Companies

Telkom to reopen mobile money unit this month

clare

Clare Ruto, Telkom Kenya’s chief legal and regulatory affairs officer. FILE PHOTO | NMG

Telkom Kenya is set to step back into the mobile money business this month, eight months after the company de-commissioned its ailing Orange Money product.

Clare Ruto, the company’s chief legal and regulatory affairs officer, Wednesday said the new mobile money service was in the “final stages” of approval by the Central Bank of Kenya. The product was piloted last year among the company’s employees.

Ms Ruto said that the company was carrying out technical tests for mobile money interoperability in readiness for joining a pilot of cross-network transfers that is already being carried out by Safaricom #ticker:SCOM and Airtel.

At the time it was decommissioned last year, Orange Money had the second-lowest number of subscriptions, after Mobile Pay, and the smallest agent network. 

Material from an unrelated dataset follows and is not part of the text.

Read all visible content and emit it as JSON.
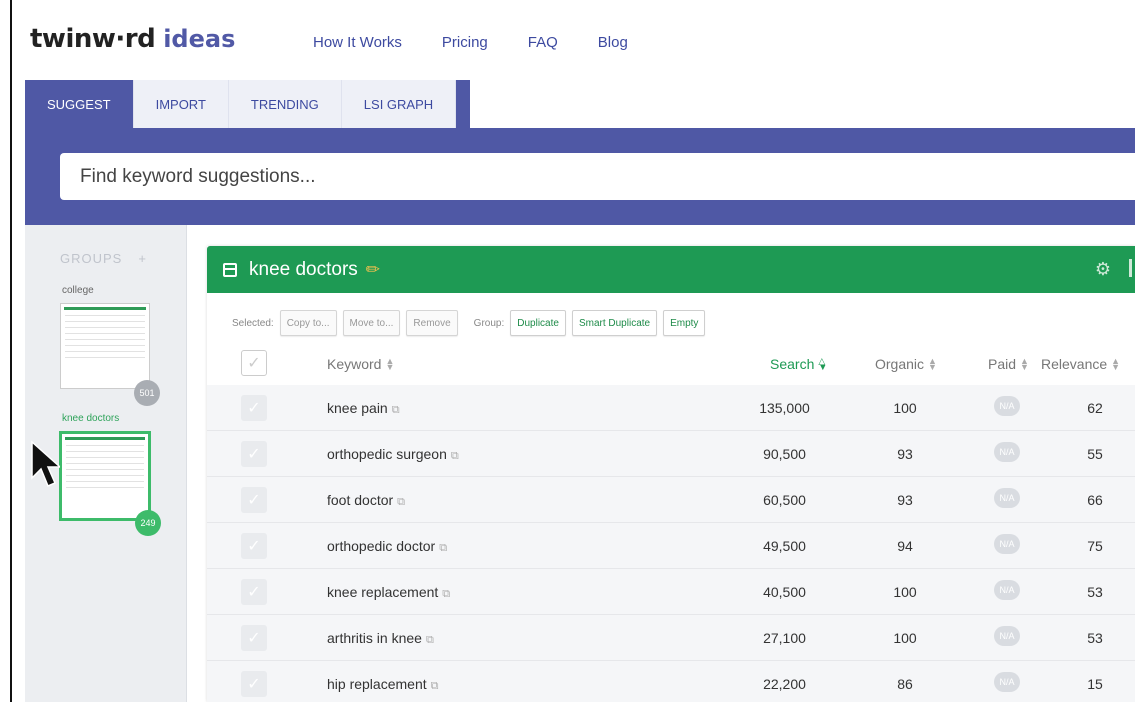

Re-launching the platform is part of reforms that Telkom Kenya began implementing after private equity firm Helios bought into the company in 2016.

READ: Telkom clients spend more on data than calls

Most significantly, the company rebranded in June 2017, dropping the Orange identity, and has invested about Sh5.6 billion in expanding and modernising its network coverage in the country.

Telkom said that it is “gearing for the second phase” of these network investments, which will be focused on expanding its 3G and 4G Internet coverage.

“We want to be a data-centric network,” said Telkom Kenya chief marketing officer Levi Nyakundi. The company Wednesday said that it had 3.85 million subscribers, meaning that it has gained almost one million subscribers in the eight months since it rebranded.

Communications Authority of Kenya statistics from June 2017 indicate that Telkom Kenya’s subscriber base was 2.89 million, representing about 7.2 per cent market share.